DURHAM, N.C. Oxytocin, the "love hormone" that builds mother-baby bonds and may help us feel more connected toward one another, can also make surly monkeys treat each other a little more kindly.
Administering the hormone nasally through a kid-sized nebulizer, like a gas mask, a Duke University research team has shown that it can make rhesus macaques pay more attention to each other and make choices that give another monkey a squirt of fruit juice, even when they don't get one themselves.
Two macaques were seated next to each other and trained to select symbols from a screen that represented giving a rewarding squirt of juice to one's self, giving juice to the neighbor, or not handing out any juice at all. In repeated trials, they were faced with a choice between just two of these options at a time: reward to self vs. no reward; reward to self vs. reward to other; and reward to other vs. no reward.
"The inhaled oxytocin enhanced 'prosocial' choices by the monkeys, perhaps by making them pay more attention to the other individual," said neuroscientist Michael Platt, who headed the study and is director of the Duke Institute for Brain Sciences. "If that's true, it's really cool, because it suggests that oxytocin breaks down normal social barriers."

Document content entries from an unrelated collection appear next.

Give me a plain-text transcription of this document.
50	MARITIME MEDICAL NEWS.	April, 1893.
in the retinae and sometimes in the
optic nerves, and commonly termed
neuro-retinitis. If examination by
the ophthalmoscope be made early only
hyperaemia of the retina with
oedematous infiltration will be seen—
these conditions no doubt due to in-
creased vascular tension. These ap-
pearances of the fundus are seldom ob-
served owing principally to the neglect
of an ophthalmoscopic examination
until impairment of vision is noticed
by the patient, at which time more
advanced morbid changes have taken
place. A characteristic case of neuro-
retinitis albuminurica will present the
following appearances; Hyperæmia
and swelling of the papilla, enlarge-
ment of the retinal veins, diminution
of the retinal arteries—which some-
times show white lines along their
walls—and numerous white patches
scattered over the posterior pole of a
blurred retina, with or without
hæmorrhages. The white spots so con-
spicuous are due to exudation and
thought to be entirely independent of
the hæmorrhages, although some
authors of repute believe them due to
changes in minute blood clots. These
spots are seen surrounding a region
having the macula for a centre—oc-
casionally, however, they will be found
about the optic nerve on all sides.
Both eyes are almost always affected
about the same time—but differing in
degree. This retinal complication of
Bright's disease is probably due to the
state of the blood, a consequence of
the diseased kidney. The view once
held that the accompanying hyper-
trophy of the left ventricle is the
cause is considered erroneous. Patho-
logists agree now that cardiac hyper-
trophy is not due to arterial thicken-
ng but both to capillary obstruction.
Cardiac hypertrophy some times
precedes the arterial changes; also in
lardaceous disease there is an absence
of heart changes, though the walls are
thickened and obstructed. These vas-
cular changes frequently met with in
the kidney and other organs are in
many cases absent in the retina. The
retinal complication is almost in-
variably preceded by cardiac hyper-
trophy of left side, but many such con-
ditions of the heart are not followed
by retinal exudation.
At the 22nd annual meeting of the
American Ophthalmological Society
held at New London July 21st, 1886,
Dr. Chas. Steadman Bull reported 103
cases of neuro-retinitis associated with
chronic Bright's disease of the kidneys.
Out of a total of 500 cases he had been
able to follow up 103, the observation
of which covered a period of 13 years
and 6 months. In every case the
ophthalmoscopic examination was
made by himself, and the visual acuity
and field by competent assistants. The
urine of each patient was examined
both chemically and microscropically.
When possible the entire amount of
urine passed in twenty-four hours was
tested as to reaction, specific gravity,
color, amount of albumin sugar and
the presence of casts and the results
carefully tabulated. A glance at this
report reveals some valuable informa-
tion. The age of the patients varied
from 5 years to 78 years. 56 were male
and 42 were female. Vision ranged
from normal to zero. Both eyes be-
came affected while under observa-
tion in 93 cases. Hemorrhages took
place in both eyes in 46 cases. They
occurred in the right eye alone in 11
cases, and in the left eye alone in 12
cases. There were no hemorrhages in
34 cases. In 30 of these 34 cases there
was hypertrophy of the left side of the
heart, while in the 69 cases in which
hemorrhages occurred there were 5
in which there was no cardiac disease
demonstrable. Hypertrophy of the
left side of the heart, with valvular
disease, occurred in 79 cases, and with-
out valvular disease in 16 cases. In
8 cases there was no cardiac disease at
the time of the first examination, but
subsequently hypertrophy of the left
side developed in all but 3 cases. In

Earlier work by Platt's group had shown that macaques would rather give a reward to another monkey when the alternative is no reward for anyone, a concept they call "vicarious reinforcement." Their data in the latest study show an apparent improvement in vicarious reinforcement about a half-hour after exposure to oxytocin. Interestingly, for the first half-hour, the monkey was more likely to reward itself.
The researchers also tracked the monkeys' eye movements. Typically after making a prosocial choice, they will shift their gaze to the other monkey. Under the influence of oxytocin, the gaze lingered a bit more when they made other vs. neither choices.